Zu Augsburg gab es in Maximilians späterem Leben noch eine andere Beziehung. Immer in Geldnöten, holte er sich die Gulden, wo er konnte, oft mit rücksichtslosen Mitteln, so daß er in manchen Städten fast gefürchtet war und man schnell die Tore schloß, wenn der Kaiser mit seinem Gefolge angekündigt war. Auch pflegte er immer öfter seine Schulden nicht zu bezahlen, nahm Kredite auf, von denen er wußte, daß er sie in diesem Leben niemals zurückzahlen konnte und verpfändete ganze Gegenden an die Fugger und Welser in Augsburg. Trotzdem war er streng religiös und hatte vor allem nach dem frühen Tod seiner Mutter eine tiefe Frömmigkeit entwickelt, rief immer wieder die Heiligen an, besuchte täglich den Gottesdienst und schickte regelmäßig dreimal am Tag seine Gebete zum Himmel. Daß daneben auch der Aberglauben seinen Platz im Denken des Kaisersohnes hatte, ist beinahe natürlich. Er versuchte die Himmelszeichen zu deuten, beschäftigte sich mit Naturerscheinungen, von denen man nicht wußte, wie man sie interpretieren sollte, trug stets Reliquien bei sich und glaubte an einen besonderen Schutzzauber. Von den alchemistischen Versuchen seines Vaters beeindruckte Maximilian vor allem die Vorstellung, Edelsteine herstellen zu können, denn er liebte die Kleinodien mit ihrem verwirrenden Glanz genauso wie sein Vater. Auch er träumte davon, das Geheimnis ihrer Herstellung zu ergründen.

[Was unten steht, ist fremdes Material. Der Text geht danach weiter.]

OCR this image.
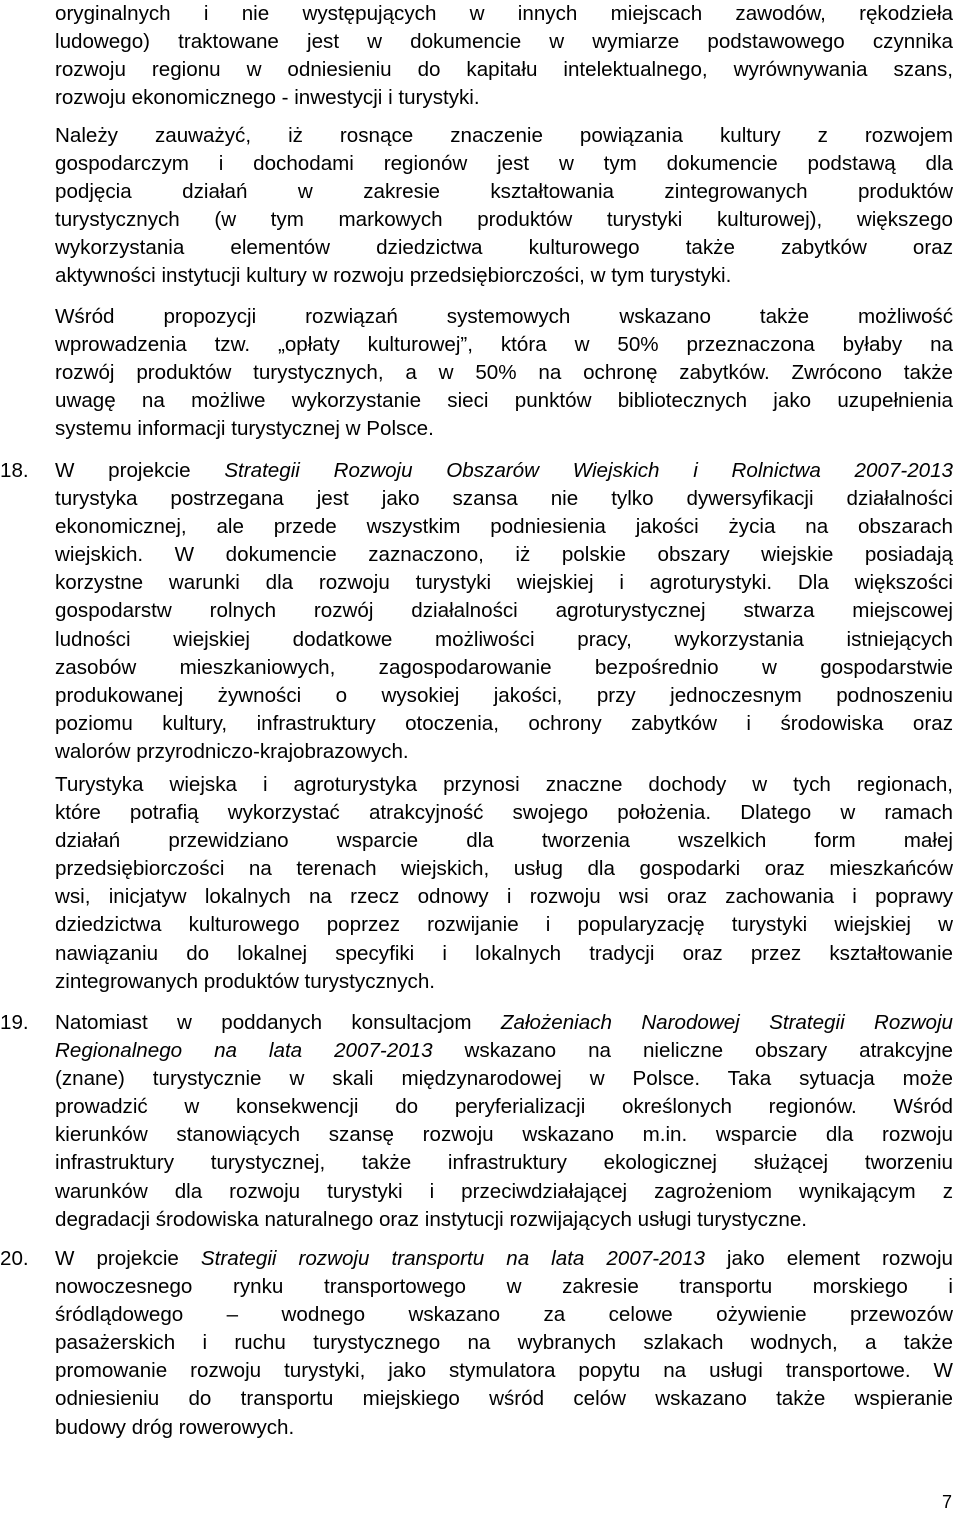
oryginalnych i nie występujących w innych miejscach zawodów, rękodzieła
ludowego) traktowane jest w dokumencie w wymiarze podstawowego czynnika
rozwoju regionu w odniesieniu do kapitału intelektualnego, wyrównywania szans,
rozwoju ekonomicznego - inwestycji i turystyki.
Należy zauważyć, iż rosnące znaczenie powiązania kultury z rozwojem
gospodarczym i dochodami regionów jest w tym dokumencie podstawą dla
podjęcia działań w zakresie kształtowania zintegrowanych produktów
turystycznych (w tym markowych produktów turystyki kulturowej), większego
wykorzystania elementów dziedzictwa kulturowego także zabytków oraz
aktywności instytucji kultury w rozwoju przedsiębiorczości, w tym turystyki.
Wśród propozycji rozwiązań systemowych wskazano także możliwość
wprowadzenia tzw. „opłaty kulturowej”, która w 50% przeznaczona byłaby na
rozwój produktów turystycznych, a w 50% na ochronę zabytków. Zwrócono także
uwagę na możliwe wykorzystanie sieci punktów bibliotecznych jako uzupełnienia
systemu informacji turystycznej w Polsce.
18. W projekcie Strategii Rozwoju Obszarów Wiejskich i Rolnictwa 2007-2013
turystyka postrzegana jest jako szansa nie tylko dywersyfikacji działalności
ekonomicznej, ale przede wszystkim podniesienia jakości życia na obszarach
wiejskich. W dokumencie zaznaczono, iż polskie obszary wiejskie posiadają
korzystne warunki dla rozwoju turystyki wiejskiej i agroturystyki. Dla większości
gospodarstw rolnych rozwój działalności agroturystycznej stwarza miejscowej
ludności wiejskiej dodatkowe możliwości pracy, wykorzystania istniejących
zasobów mieszkaniowych, zagospodarowanie bezpośrednio w gospodarstwie
produkowanej żywności o wysokiej jakości, przy jednoczesnym podnoszeniu
poziomu kultury, infrastruktury otoczenia, ochrony zabytków i środowiska oraz
walorów przyrodniczo-krajobrazowych.
Turystyka wiejska i agroturystyka przynosi znaczne dochody w tych regionach,
które potrafią wykorzystać atrakcyjność swojego położenia. Dlatego w ramach
działań przewidziano wsparcie dla tworzenia wszelkich form małej
przedsiębiorczości na terenach wiejskich, usług dla gospodarki oraz mieszkańców
wsi, inicjatyw lokalnych na rzecz odnowy i rozwoju wsi oraz zachowania i poprawy
dziedzictwa kulturowego poprzez rozwijanie i popularyzację turystyki wiejskiej w
nawiązaniu do lokalnej specyfiki i lokalnych tradycji oraz przez kształtowanie
zintegrowanych produktów turystycznych.
19. Natomiast w poddanych konsultacjom Założeniach Narodowej Strategii Rozwoju
Regionalnego na lata 2007-2013 wskazano na nieliczne obszary atrakcyjne
(znane) turystycznie w skali międzynarodowej w Polsce. Taka sytuacja może
prowadzić w konsekwencji do peryferializacji określonych regionów. Wśród
kierunków stanowiących szansę rozwoju wskazano m.in. wsparcie dla rozwoju
infrastruktury turystycznej, także infrastruktury ekologicznej służącej tworzeniu
warunków dla rozwoju turystyki i przeciwdziałającej zagrożeniom wynikającym z
degradacji środowiska naturalnego oraz instytucji rozwijających usługi turystyczne.
20. W projekcie Strategii rozwoju transportu na lata 2007-2013 jako element rozwoju
nowoczesnego rynku transportowego w zakresie transportu morskiego i
śródlądowego – wodnego wskazano za celowe ożywienie przewozów
pasażerskich i ruchu turystycznego na wybranych szlakach wodnych, a także
promowanie rozwoju turystyki, jako stymulatora popytu na usługi transportowe. W
odniesieniu do transportu miejskiego wśród celów wskazano także wspieranie
budowy dróg rowerowych.
7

Der jugendliche Prinz, der sich bis zur Erschöpfung durch körperliche Anstrengungen verausgaben konnte, entdeckte damals eine besondere Vorliebe, die in dieser Zeit unüblich war: er stieg gerne und oft auf die Berge seiner Heimat und setzte sich dabei auch extremen Gefahren aus. Besonders die Berge in der Gegend von Innsbruck hatten es ihm angetan, und sooft es ihm möglich war, kletterte er in den steilen Felswänden herum. Dabei überhörte er geflissentlich die Warnungen der einheimischen Bevölkerung, die noch daran glaubte, daß die Berge Sitz von Göttern seien, die man nicht stören durfte, wollte man sich nicht ihren Fluch zuziehen.